Extra traps set after fruit fly discovery

Updated at 1:49 pm on 25 January 2014

The Ministry for Primary Industries says the first results are expected on Sunday from extra traps being set up in Whangarei following the discovery of a Queensland fruit fly.

Ministry for Primary Industries Compliance Officer Marcie Cooke holding a trap.

Ministry for Primary Industries Compliance Officer Marcie Cooke holding a trap.

Photo: SUPPLIED

Warning signs have gone up in one of the biggest supermarkets inside the city's new biosecurity zone.

There is a ban on taking fruit and vegetables outside the area after a sole male Queensland fruit fly was found on Tuesday. The ban covers parts of the Town Basin in the central city.

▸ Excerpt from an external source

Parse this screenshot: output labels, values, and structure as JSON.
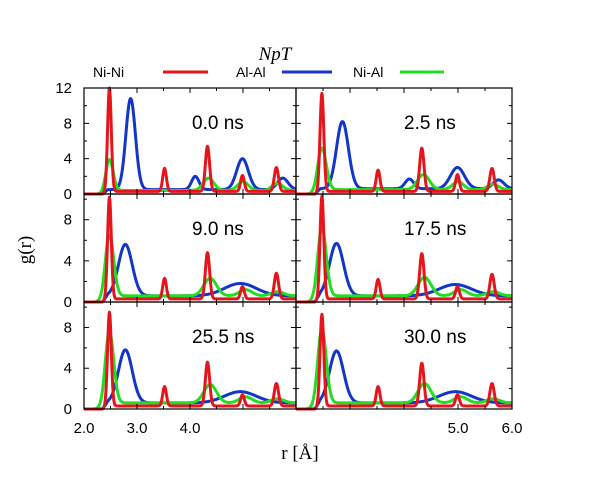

The insect is considered one of the biggest threats to New Zealand's $4 billion fruit and vegetable export industry.

The ministry activated a trapping system on Thursday which it says is the best method for identifying male flies. None were trapped overnight on Thursday.

Sixty staff put out more surveillance traps and inspected gardens and rubbish bins for any signs of the pest on Friday. Special bins have been provided to 92 properties within the affected area for residents to dispose of any fruit and vegetables.

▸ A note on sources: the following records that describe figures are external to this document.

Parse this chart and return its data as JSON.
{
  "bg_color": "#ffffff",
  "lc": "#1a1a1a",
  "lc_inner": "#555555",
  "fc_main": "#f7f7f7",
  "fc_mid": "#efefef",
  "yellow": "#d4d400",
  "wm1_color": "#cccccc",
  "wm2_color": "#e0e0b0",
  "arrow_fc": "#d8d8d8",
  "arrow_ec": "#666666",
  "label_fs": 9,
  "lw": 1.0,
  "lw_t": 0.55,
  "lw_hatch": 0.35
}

A portable laboratory used to check for fruit fly eggs or lavae in fruit samples should be fully operational by Saturday. The ministry says that is the best way to determine whether there are any females flies in the area.

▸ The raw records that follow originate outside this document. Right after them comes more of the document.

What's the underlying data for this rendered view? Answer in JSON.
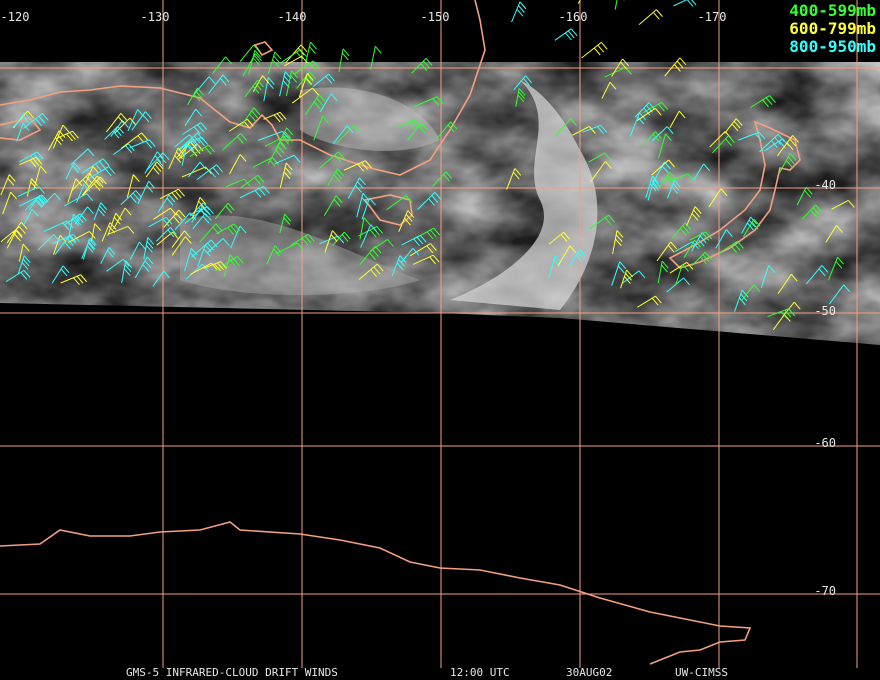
{
  "map": {
    "longitude_labels": [
      "-120",
      "-130",
      "-140",
      "-150",
      "-160",
      "-170"
    ],
    "latitude_labels": [
      "-40",
      "-50",
      "-60",
      "-70"
    ],
    "legend": [
      {
        "label": "400-599mb",
        "color": "#33ff33"
      },
      {
        "label": "600-799mb",
        "color": "#ffff33"
      },
      {
        "label": "800-950mb",
        "color": "#33ffff"
      }
    ],
    "footer": [
      "GMS-5 INFRARED-CLOUD DRIFT WINDS",
      "12:00 UTC",
      "30AUG02",
      "UW-CIMSS"
    ]
  }
}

An Australian fruit fly laying eggs on fruit.

An Australian fruit fly laying eggs on fruit.

Photo: PHOTO NZ

The results from those first lot of traps had initially been expected back by Saturday but are now due back early on Sunday.

The area under control stretches 1.5 kilometres from where the Queensland pest was discovered in a surveillance trap near the Town Basin. It includes the Countdown supermarket at the Okara shopping centre.

Countdown is expecting fruit and vegetables sales at the store to fall significantly and is preparing for controlled disposals of produce. It says spoilage is unavoidable and it is working with the ministry on how to get rid of that waste.

The supermarket chain is putting more produce in its two other Whangarei stores. A spokesperson said customers were responding well.

It's the fourth time a Queensland fruit fly has been found in New Zealand. The last time was in Auckland in 2012.